A veces pienso en apuntarme a un taller de escritura, algo que me ordene, que me obligue, pero luego pienso que tendría que escribir sobre un tema concreto y me muero de la pereza. Y pienso en leerlo en alto y me da más pereza aún y pienso en tener que comentar lo que otros han escrito y decido que no, que no es por ahí por donde tengo que ir.
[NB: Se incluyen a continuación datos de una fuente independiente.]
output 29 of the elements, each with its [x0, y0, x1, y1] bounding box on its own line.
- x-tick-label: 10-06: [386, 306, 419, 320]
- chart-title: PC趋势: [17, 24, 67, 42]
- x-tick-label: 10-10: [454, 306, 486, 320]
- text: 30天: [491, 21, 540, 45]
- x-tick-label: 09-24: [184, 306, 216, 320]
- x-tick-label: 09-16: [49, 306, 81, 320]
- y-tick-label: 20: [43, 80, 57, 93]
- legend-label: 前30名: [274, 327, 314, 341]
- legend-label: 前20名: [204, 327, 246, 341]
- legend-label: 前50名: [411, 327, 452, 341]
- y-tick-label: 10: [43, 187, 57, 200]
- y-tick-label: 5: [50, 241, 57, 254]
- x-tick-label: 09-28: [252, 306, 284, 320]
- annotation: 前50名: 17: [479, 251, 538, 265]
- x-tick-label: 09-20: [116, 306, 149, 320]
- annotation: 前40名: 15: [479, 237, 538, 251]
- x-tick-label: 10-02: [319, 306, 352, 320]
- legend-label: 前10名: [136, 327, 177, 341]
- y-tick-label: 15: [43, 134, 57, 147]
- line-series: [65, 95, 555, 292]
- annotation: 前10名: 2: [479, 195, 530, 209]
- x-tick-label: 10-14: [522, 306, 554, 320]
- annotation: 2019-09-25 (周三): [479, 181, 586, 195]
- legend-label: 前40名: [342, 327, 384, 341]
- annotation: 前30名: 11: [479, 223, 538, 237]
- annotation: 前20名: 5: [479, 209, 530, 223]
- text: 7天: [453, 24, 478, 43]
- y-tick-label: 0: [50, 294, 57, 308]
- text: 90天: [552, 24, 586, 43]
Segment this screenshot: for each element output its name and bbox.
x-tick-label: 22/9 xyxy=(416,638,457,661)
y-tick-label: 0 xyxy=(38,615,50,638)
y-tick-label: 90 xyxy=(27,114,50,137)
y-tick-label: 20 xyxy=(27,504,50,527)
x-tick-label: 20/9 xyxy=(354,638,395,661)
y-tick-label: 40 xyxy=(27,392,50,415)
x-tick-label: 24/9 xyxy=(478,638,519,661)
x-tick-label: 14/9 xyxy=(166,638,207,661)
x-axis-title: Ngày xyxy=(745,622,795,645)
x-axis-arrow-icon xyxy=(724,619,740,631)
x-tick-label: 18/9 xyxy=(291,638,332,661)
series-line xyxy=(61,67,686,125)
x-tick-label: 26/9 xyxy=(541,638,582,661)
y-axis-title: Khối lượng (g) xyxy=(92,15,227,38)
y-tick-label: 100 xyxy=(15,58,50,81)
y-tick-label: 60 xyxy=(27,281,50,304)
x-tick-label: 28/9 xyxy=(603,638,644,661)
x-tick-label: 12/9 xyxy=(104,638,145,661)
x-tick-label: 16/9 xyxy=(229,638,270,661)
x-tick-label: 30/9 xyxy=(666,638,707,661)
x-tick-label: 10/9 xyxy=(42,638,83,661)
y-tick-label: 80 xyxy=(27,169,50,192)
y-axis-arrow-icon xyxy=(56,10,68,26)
Prisa y pereza al escribir, para vivir, son una combinación letal. Es, además, una combinación que me he creado yo solita. ¿Por qué tengo prisa cuando me pongo a escribir? ¿Qué más da cuanto tarde? ¿A quién le importa que lo que escriba tenga ochocientas u ocho mil palabras? ¿Por qué quiero terminarlo cuanto antes? Y la pereza. ¿Por qué me da pereza algo que me gusta hacer? ¿Por qué me da pereza escribir despacio, tomarme un día o dos o una semana en terminar un texto?
A veces pienso que si no trabajara, si no tuviera obligaciones de ningún tipo podría dedicar mis horas a escribir con calma. Con cuadernos de notas, post it de colores, esquemas y planes. A veces fantaseo con eso, con una mesa fija con todos mis trastos. A veces. Luego pienso que a quién quiero engañar, la prisa y la pereza se sentarían conmigo en esa mesa. No sé como librarme de ellas; unos días tengo más prisa y otros más pereza. Vivo con ellas. Últimamente domina la pereza. Al escribir y con todo. Me da pereza hablar, me da pereza mirar, me da pereza mirar, me da pereza pensar, me da pereza preocuparme. Y cuando hablo, miro, pienso o me preocupo lo hago con prisa para terminar cuanto antes y poder volver al estado anterior. ¿Cual?
Estar. Sin más.
No quiero escribir bien, quiero vivir sin prisa y sin pereza. Quiero tener ganas y calma para vivir. Y, de vez en cuando, escribir algo.